Tidak mengutuk serangan Israel dan AS dikritik

Rerouting di DKI Jakarta Harus Adil

Yanurisa Ananta
23/5/2017 02:30
Rerouting di DKI Jakarta Harus Adil
(ANTARA)

MENGATASI masalah kemacetan harus didukung melalui kebijakan yang adil. Pemerintah Provinsi (Pemprov) DKI Jakarta hendaknya tidak mengeluarkan kebijakan diskriminatif terkait dengan penataan ulang rute (rerouting) transportasi umum.

Pengamat kebijakan publik Agus Pambagyo menyatakan hal itu di Jakarta, Senin (22/5). Perlakuan sejajar kepada setiap pengelola angkutan umum, ujarnya, akan memastikan moda transportasi bisa bersaing dengan Trans-Jakarta, DAMRI, atau PPD.

Pemprov DKI harus membuka kesempatan bagi siapa saja mengelola angkutan demi mengintegrasikan seluruh moda transportasi di Ibu Kota. “Yang penting, pastikan semua kebijakan untuk tujuan optimalisasi rerouting. Kebijakan harus saling mendukung dengan moda transportasi mass rapid transit (MRT) dan light rail transit (LRT) yang beroperasi kurang lima tahun dari sekarang,” papar Agus Pambagyo.

Semua transportasi, imbuhnya, harus terintegrasi agar transportasi lain mendapat kepastian rute. Jangan sampai rute yang diberikan kepada moda transportasi lain ternyata kering. “Dibuat jelas mana feeder, mana soft feeder, supaya pemilik kendaraan punya kepastian.”

Agus mencatat, kesemrawutan dan kemacetan tidak lepas dari lemahnya implementasi aturan Pemprov DKI, termasuk kebijakan integrasi angkutan umum Jabodetabek. Pemprov DKI juga dianggap kurang mematuhi Undang-Undang Nomor 26 Tahun 2007 tentang Penataan Ruang dalam Rangka Pelaksanaan Tata Ruang.

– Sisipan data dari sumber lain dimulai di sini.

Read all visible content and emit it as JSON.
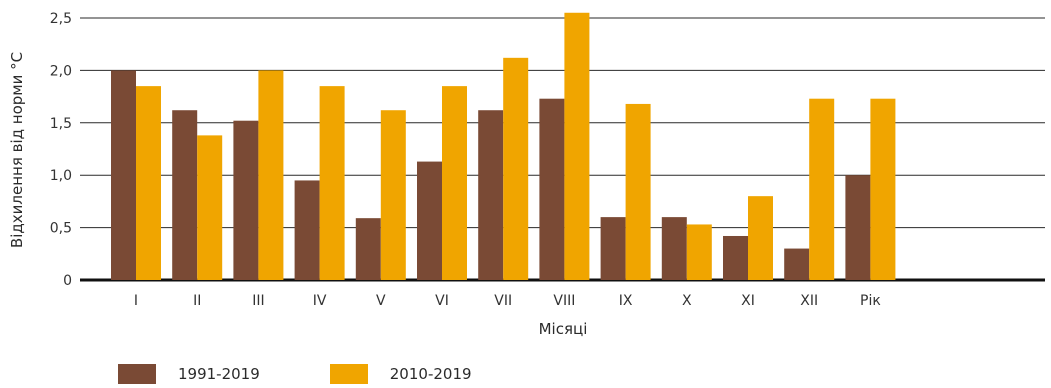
{
  "chart_data": {
    "type": "bar",
    "categories": [
      "I",
      "II",
      "III",
      "IV",
      "V",
      "VI",
      "VII",
      "VIII",
      "IX",
      "X",
      "XI",
      "XII",
      "Рік"
    ],
    "series": [
      {
        "name": "1991-2019",
        "values": [
          2.0,
          1.62,
          1.52,
          0.95,
          0.59,
          1.13,
          1.62,
          1.73,
          0.6,
          0.6,
          0.42,
          0.3,
          1.0
        ],
        "color": "#7a4a35"
      },
      {
        "name": "2010-2019",
        "values": [
          1.85,
          1.38,
          2.0,
          1.85,
          1.62,
          1.85,
          2.12,
          2.55,
          1.68,
          0.53,
          0.8,
          1.73,
          1.73
        ],
        "color": "#f0a500"
      }
    ],
    "title": "",
    "xlabel": "Місяці",
    "ylabel": "Відхилення від норми °С",
    "ylim": [
      0,
      2.5
    ],
    "yticks": [
      "0",
      "0,5",
      "1,0",
      "1,5",
      "2,0",
      "2,5"
    ],
    "grid": true,
    "legend_position": "bottom-left"
  }
}
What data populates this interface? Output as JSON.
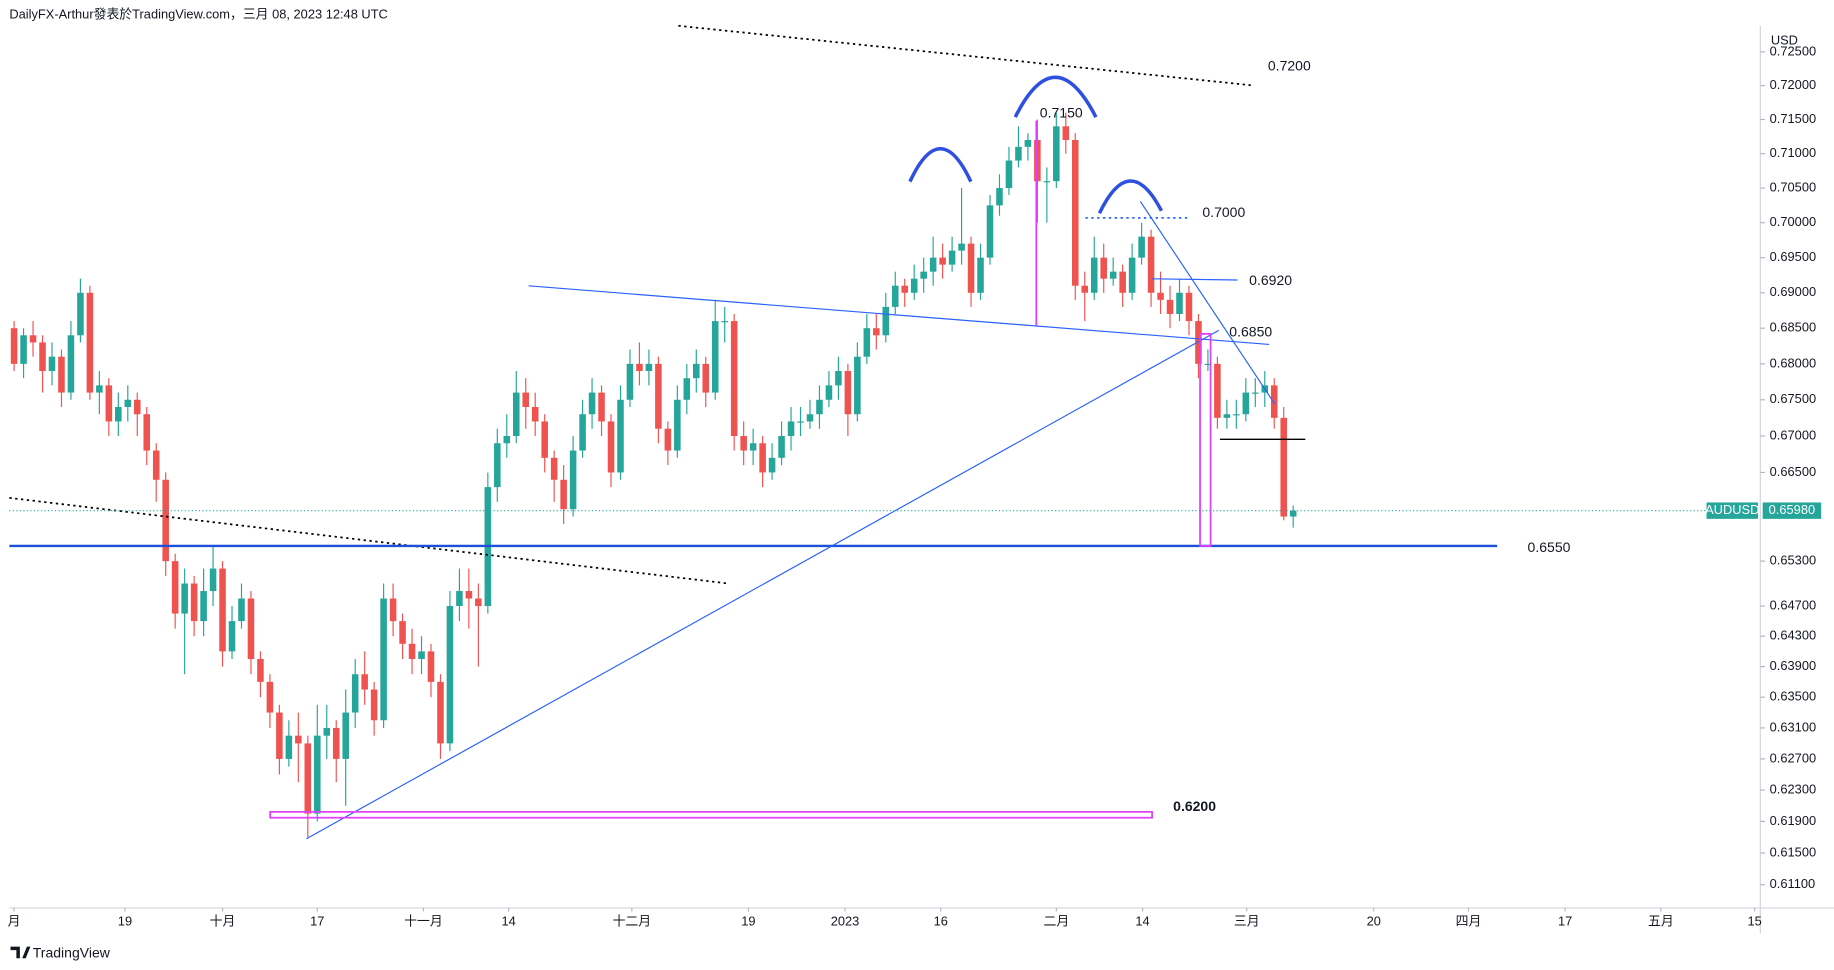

“Belum ada kebijakan yang jelas dan tegas terkait rerouting angkutan umum. Pemprov DKI juga tidak patuh melaksanakan kebijakan pola transportasi makro. Usulan jenis moda bisa tiba-tiba muncul dan tiba-tiba hilang, misalnya monorel,” sindirnya.


Mobil murah

Agus menilai Peraturan Pemerintah Nomor 41/2013 tentang Barang Kena Pajak juga berdampak pada kemacetan. PP tersebut membuat harga mobil yang seharusnya mahal menjadi murah dan diminati masyarakat.

Selain itu, Pemprov DKI belum mempercepat implementasi sistem electronic road pricing (ERP) untuk pembayaran denda secara elektronik untuk menghindari pungli. Belum ada pula kebijakan mengenai kepemilikan kendaraan (electronic registration identification) untuk penindakan.

Berdasarkan data Badan Pengelola Transportasi Jabodetabek (BPTJ), jumlah mobil di Jakarta sudah mencapai 4,39 juta unit dan sepeda motor sebanyak 13,08 juta unit. Jumlah itu berlipat pada hari kerja karena warga Bodetabek beraktivitas di Jakarta.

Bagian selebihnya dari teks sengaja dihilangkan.